Sunday, April 25, 2021

Kill Them All and Come Back Alone (1968)

Original title: Ammazzali tutti e torna solo

During the US Civil War. After demonstrating to the rather annoyed Confederate Captain Lynch (Frank Wolff) that his base security sucks in a fake sneak attack, mercenary Clyde McKay (Chuck Connors) and his gang of weird, violent men are hired to steal some gold belonging to the Union. As is usual in the man on a mission genre, McKay’s men (this is a film completely devoid of women in front of the camera, which on the plus side spares us the mandatory rape scene) are mainly characterized by the way they like to kill people, which can work, as it does here, when a filmmaker actually knows how to hone in on the right details about a killer that turn murder method into character. The best bet to get at said gold is apparently to somehow infiltrate a heavily secured fort and hope the dynamite it is hidden in doesn’t explode.

Further complicating the mission are the fact that McKay and his team are a bunch of backstabbers and cut-throats who can’t even wait with murdering each other until their mission is over, and that Captain Lynch may very well have an agenda all of its own.

Apart from crime movies, the great Enzo G. Castellari was particularly great at directing men on a mission style plots, may they take place during World War II or, like here, the US Civil War. So it’s no surprise that the perfectly appropriately titled Kill Them All makes for a pretty riveting watch, full of very exciting scenes of sweaty men with nasty dispositions first doing pretty unpleasant things only to their enemies but increasingly to their supposed partners too. Castellari’s great at staging the lighter, somewhat humorous action at the beginning, but he transitions just as well to the moment when things become seriously brutal, using the same vigour with which he portrays a brawl meant as a distraction when things step up to a jail break that turns into a massacre.

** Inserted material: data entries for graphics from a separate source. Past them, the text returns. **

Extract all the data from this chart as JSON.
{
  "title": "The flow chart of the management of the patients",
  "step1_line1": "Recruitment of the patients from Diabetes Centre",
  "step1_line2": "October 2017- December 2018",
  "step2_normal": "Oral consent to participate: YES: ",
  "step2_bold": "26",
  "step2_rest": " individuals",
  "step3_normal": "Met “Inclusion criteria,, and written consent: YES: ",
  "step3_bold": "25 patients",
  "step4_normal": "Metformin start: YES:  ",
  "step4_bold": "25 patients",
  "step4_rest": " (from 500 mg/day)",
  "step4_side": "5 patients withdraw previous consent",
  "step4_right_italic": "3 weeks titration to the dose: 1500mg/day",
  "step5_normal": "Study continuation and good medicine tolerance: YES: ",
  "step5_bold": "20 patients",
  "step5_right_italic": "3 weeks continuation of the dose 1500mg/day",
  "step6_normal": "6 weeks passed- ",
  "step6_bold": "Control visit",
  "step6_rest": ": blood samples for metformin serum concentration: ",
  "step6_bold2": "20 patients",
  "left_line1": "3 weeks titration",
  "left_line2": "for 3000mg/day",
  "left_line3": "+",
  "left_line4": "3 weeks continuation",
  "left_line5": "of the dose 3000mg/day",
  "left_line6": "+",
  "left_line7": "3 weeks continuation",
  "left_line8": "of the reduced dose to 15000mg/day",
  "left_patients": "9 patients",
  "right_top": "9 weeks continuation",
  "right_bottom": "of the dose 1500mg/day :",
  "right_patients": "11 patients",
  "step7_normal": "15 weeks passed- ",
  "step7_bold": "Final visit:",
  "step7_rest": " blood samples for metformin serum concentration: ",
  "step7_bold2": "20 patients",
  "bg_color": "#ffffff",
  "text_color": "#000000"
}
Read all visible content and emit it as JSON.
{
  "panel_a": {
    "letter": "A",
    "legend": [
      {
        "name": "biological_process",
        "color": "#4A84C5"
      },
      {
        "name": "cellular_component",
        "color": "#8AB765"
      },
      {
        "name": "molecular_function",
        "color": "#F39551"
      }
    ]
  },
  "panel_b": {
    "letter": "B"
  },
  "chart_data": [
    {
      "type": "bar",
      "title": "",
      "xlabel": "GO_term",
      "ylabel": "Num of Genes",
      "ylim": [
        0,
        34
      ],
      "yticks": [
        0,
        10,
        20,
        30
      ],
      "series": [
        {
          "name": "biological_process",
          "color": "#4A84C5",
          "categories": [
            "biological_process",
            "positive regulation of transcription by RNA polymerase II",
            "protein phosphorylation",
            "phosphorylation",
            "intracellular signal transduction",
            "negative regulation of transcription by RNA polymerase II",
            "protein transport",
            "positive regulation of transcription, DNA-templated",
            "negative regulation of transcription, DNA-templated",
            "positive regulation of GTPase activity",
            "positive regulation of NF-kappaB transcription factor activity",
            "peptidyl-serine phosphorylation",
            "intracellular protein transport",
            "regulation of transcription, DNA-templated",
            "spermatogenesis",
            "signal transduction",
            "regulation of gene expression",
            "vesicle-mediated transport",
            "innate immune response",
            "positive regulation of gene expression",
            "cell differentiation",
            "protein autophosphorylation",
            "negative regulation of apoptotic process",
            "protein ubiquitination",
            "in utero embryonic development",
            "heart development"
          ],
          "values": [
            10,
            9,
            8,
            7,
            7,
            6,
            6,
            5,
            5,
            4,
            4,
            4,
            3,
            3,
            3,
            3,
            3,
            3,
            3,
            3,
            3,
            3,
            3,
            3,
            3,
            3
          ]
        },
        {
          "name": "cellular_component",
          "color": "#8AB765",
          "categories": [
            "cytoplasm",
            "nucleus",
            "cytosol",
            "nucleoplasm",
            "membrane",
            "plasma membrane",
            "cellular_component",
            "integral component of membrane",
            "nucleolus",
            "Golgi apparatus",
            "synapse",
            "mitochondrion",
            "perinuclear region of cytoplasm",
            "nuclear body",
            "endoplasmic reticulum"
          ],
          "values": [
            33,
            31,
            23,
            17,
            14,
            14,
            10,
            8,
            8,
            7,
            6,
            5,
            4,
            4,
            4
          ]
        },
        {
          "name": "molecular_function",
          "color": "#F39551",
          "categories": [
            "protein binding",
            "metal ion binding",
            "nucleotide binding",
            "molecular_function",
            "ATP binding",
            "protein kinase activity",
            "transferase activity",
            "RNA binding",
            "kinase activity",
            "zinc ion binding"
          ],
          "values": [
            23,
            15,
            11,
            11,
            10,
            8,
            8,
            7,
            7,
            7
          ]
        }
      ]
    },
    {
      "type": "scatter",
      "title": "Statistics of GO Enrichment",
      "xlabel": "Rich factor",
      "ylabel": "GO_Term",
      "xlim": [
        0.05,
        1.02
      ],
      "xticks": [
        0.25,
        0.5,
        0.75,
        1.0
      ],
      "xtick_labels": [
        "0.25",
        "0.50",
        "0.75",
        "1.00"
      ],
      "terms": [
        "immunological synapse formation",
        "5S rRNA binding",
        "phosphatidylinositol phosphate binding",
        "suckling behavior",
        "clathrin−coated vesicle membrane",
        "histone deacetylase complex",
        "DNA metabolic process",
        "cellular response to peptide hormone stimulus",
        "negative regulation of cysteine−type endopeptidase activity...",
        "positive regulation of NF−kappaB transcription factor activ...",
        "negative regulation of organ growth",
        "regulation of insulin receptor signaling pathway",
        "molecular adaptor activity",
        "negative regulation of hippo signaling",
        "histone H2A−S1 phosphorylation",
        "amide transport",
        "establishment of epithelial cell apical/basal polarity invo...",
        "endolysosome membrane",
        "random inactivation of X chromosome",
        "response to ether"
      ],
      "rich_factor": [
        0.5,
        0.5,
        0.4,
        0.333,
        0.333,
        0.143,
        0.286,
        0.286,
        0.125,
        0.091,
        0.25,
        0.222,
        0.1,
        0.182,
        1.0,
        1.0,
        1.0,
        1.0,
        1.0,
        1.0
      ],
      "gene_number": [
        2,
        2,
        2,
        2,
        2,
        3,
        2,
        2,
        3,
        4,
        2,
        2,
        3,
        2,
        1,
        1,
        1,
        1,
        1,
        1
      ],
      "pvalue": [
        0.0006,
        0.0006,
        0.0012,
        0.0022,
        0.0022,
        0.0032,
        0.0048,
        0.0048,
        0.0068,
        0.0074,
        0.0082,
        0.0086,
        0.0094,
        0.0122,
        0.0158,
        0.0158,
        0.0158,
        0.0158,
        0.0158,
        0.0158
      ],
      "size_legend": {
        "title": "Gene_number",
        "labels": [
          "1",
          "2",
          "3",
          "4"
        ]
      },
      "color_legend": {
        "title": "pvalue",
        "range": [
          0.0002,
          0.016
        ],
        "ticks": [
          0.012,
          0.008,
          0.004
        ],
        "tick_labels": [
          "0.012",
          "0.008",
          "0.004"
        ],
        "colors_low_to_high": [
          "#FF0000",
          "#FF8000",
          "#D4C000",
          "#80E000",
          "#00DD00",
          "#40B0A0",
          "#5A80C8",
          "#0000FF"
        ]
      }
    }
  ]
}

Speaking of massacres, more conservative critics have often tended to call the Italian Western “amoral” and “nihilistic”, a judgement that usually needs a healthy inability to understand the genre’s actual texts and subtexts. In the case of Kill Them All, that interpretation is for once actually applicable. Don’t get me wrong, Castellari isn’t exactly cheering the characters on, rather he never seems to judge the characters one way or the other, just showing the murderous nonsense they get up to without approving or disapproving. And make no mistake, these men are particularly nasty examples of their type, sacrificing bystanders and so-called friends alike for the tiniest advantage, and often in ways that actually must disadvantage them sooner or later. Which obviously makes perfect sense for the kind of people they are supposed to be.

In the very end, the film really earns the raised eyebrow of moral disapproval though, when it cheers on the final survivor’s acquisition of the gold, as if he hadn’t murdered friends and comrades, and killed hordes of people only for greed. That’s certainly one way to avoid the traditional ending where he’d end up alive and wiser but without gold, but really felt like one step too much for me.